Chi è stato il primo a credere in Checco Zalone?
«Mio figlio, allora 14enne, mi disse : “Papà se fai un film con Checco sbanchi…”. Così dopo aver visionato alcuni suoi filmati l’ho chiamato ed è cominciato il nostro percorso».

Gli italiani sono stufi di sentirsi dire che tutto va male e, come Zalone, vorrebbero combattere la crisi ritrovando un po’ di buonumore?
«Noi italiani, come nel film, dobbiamo essere ottimisti , rimboccarci le maniche e cercare di darci da fare il più possibile. Per quanto riguarda il mio settore, non credo che il cinema sia malato. Deve solo rinnovarsi. La Tao Due ha puntato tutto sullo scouting ed i risultati mi stanno dando ragione. Abbiamo scoperto Checco Zalone, I solidi Idioti, Pio &Amedeo e tanti altri giovani. Senza dimenticare che il trionfo di Sole a catinelle ha dato una boccata d’ossigeno a tutti gli esercenti. Molti di questi stavano portando i libri in tribunale e grazie a questo film che ha fatto numeri spaventosi si sono salvati»
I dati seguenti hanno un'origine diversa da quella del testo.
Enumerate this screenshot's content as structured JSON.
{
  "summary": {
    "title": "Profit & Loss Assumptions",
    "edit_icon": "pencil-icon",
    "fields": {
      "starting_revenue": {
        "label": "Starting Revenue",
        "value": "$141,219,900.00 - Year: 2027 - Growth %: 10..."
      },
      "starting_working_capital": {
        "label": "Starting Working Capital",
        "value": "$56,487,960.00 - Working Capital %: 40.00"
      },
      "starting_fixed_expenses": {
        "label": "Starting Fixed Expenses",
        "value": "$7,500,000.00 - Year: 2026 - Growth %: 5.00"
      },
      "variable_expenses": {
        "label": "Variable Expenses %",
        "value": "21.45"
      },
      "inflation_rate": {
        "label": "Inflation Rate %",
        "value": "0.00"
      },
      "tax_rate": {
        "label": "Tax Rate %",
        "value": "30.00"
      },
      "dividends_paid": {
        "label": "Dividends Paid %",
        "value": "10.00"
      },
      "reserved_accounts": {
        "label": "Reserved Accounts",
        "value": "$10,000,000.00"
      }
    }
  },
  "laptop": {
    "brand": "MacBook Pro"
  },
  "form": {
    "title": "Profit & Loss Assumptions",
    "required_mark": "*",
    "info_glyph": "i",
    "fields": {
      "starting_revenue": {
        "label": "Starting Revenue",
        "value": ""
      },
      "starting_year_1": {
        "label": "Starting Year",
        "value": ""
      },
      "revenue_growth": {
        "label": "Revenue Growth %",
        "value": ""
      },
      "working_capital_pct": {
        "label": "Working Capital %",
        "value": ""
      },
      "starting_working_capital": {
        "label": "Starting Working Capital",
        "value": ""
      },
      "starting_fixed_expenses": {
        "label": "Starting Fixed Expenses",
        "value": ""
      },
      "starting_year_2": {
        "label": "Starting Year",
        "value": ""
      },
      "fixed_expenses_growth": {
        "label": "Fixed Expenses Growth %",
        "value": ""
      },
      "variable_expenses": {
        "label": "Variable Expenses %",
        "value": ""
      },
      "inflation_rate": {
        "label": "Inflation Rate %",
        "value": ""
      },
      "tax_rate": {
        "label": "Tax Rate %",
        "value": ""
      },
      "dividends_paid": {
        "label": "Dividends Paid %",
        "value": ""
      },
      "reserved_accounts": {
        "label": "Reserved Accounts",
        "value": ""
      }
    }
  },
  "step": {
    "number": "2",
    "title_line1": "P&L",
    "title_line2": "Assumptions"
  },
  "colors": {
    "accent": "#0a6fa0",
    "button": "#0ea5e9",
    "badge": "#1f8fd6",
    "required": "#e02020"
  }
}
Qual è stato il commento di Zalone quando ha saputo il record di incassi?
«Al terzo giorno ha detto :"Pietro speriamo di fare di meno oggi… così ci rilassiamo un po”…».

E’ nata la Checcomania?
«Penso proprio di sì. Nessuno si sente abbastanza contemporaneo se non ha visto il film di Checco. Checco è il nuovo Totò, il nuovo Benigni, è Il nuovo… Ci sarà un cinema prima di Checco e un cinema dopo Checco… Checco batte tutte le crisi».